Saturday, March 2, 2013

Tasting Freedom at Dior and Lanvin


When LVMH was searching for a designer for its Dior brand, Raf Simons looked as if he might be the last boy at the dance. Other names were always mentioned first. But within a year he has transformed Dior and, in a way, fashion.

His boss, Sidney Toledano, the president of Dior, perhaps described the Raf effect best. Standing in a room filled with giant Mylar capsules, which reflected the designer’s interest in all things modern, Mr. Toledano said that Mr. Simons has brought depth and a sense of curiosity to the company. “We discover new things with him,” the executive said. “This is good. I am young again.”

To that encomium, Mr. Simons might add a sense of fun.

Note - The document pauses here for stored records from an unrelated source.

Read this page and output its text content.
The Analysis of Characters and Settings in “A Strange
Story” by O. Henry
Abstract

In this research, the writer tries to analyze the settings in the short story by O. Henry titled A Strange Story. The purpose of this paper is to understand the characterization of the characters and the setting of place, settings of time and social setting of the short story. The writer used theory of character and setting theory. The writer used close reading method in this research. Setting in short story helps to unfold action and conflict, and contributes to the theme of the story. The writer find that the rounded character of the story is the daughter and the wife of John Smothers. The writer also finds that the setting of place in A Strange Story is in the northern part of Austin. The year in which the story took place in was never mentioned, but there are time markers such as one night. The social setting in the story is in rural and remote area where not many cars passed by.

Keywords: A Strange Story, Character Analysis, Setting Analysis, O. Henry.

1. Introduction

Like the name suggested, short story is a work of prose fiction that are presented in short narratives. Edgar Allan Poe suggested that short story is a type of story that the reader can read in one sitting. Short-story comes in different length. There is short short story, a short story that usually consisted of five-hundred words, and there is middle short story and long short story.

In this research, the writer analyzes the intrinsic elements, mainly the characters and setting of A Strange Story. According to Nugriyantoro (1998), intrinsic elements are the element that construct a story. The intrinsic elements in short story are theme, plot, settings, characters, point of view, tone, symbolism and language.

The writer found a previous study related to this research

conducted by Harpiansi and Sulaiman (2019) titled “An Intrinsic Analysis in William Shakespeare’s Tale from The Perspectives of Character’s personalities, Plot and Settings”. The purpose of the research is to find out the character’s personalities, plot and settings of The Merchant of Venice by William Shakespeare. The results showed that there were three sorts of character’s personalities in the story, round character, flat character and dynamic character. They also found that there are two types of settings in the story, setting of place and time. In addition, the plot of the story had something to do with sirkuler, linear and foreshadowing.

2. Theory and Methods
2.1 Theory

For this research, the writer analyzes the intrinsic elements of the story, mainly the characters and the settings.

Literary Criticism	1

This collection showed him in an incredibly free state of mind as he reinterpreted a houndstooth pattern that first looked modern when Christian Dior used it in 1948. He added graphic elements in the form of striking knit dresses or early Warhol shoe illustrations (on bags and embroideries), and sought other connections with the couturier, like Dior’s love of Surrealism.

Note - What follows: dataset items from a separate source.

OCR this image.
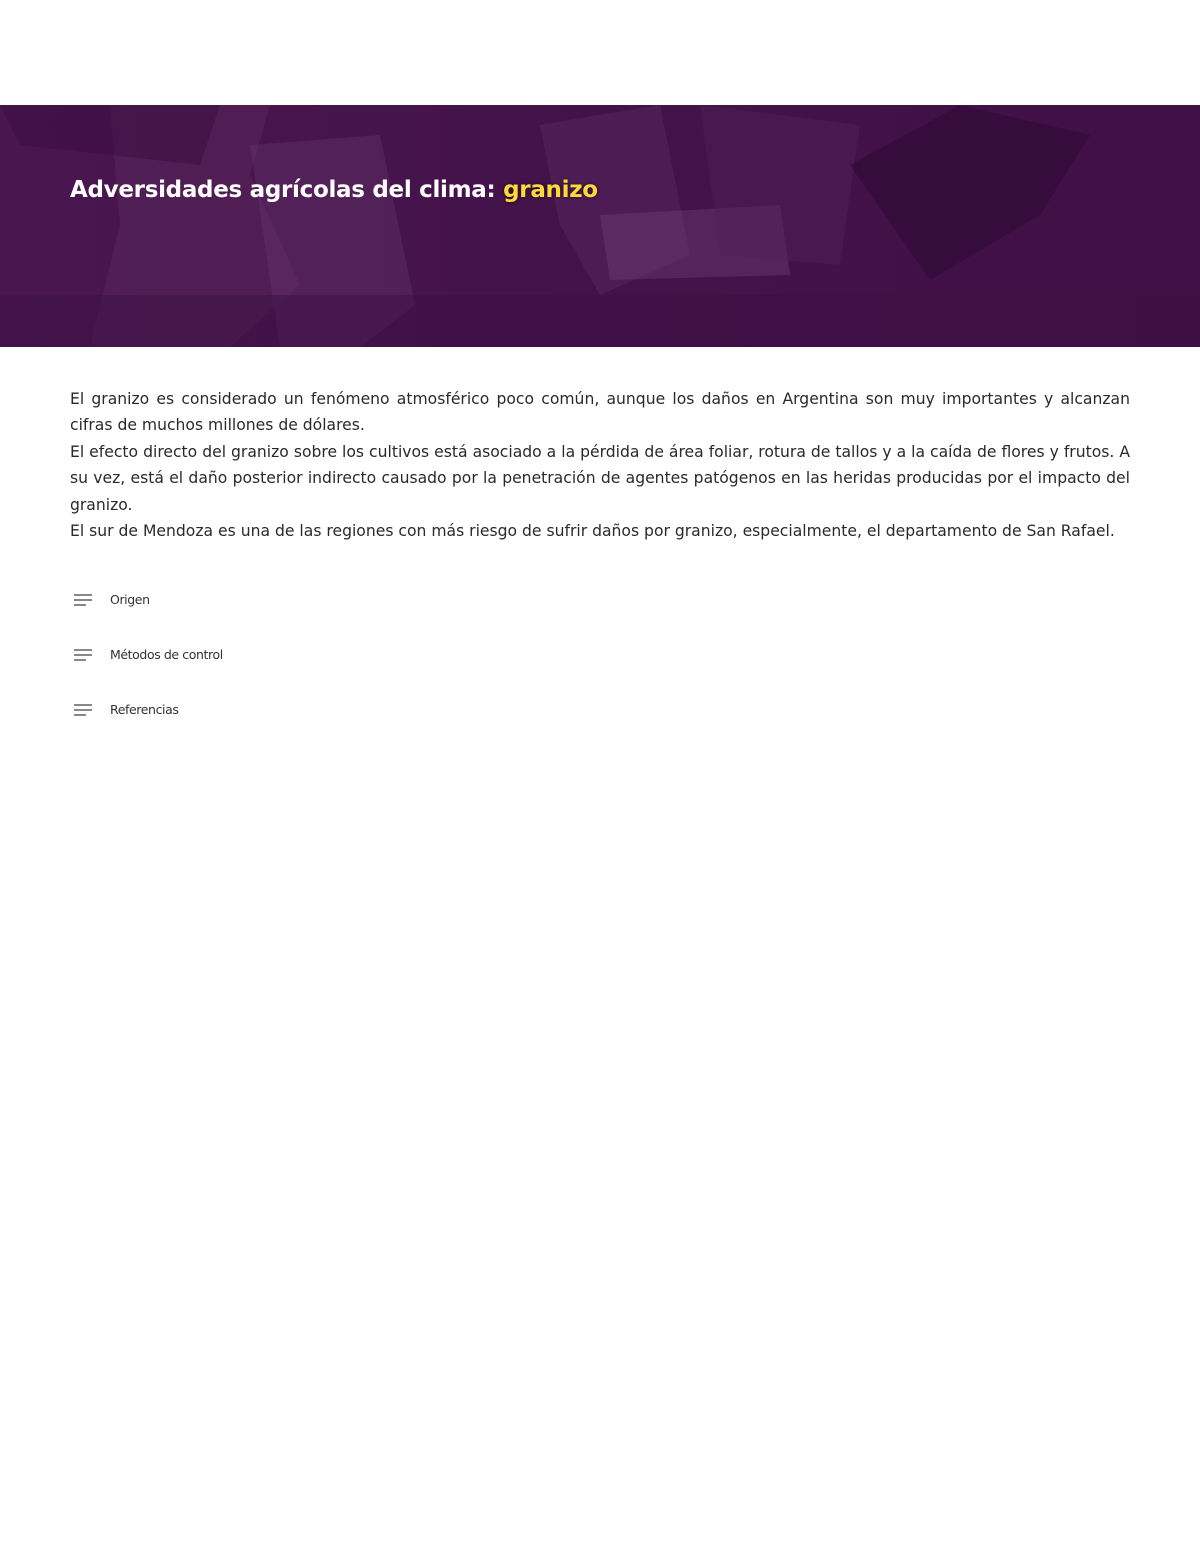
Adversidades agrícolas del clima: granizo

El granizo es considerado un fenómeno atmosférico poco común, aunque los daños en Argentina son muy importantes y alcanzan cifras de muchos millones de dólares.

El efecto directo del granizo sobre los cultivos está asociado a la pérdida de área foliar, rotura de tallos y a la caída de flores y frutos. A su vez, está el daño posterior indirecto causado por la penetración de agentes patógenos en las heridas producidas por el impacto del granizo.

El sur de Mendoza es una de las regiones con más riesgo de sufrir daños por granizo, especialmente, el departamento de San Rafael.

Origen
Métodos de control
Referencias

For Mr. Simons, who favors midcentury art, the process was one of juxtaposing ideas rather than seeking perfect matches. “In the end, it’s all personal feelings,” he said.

Personal or not, it was abundantly clear what Mr. Simons was up to with this show, even if it at times the pieces seemed to hover as an impression. He was trying to recreate the realities of having strong sensitivities — in the crashing of a black skirt through the opening of an elegant red coat, in the amount of asymmetry and in the varied silhouettes. A recording by Laurie Anderson of a visit to a West Village vet to see why her dog was so fat played for much of the show. That neurotic patter, against the self-reflecting clouds of Mylar, said it all.

That Mr. Simons is able to pierce the strange membrane of time and memory, and make clothes of exceptional beauty and calm for today, is why he has the fashion industry’s attention. In a very real way, these clothes also appeal to many types of women.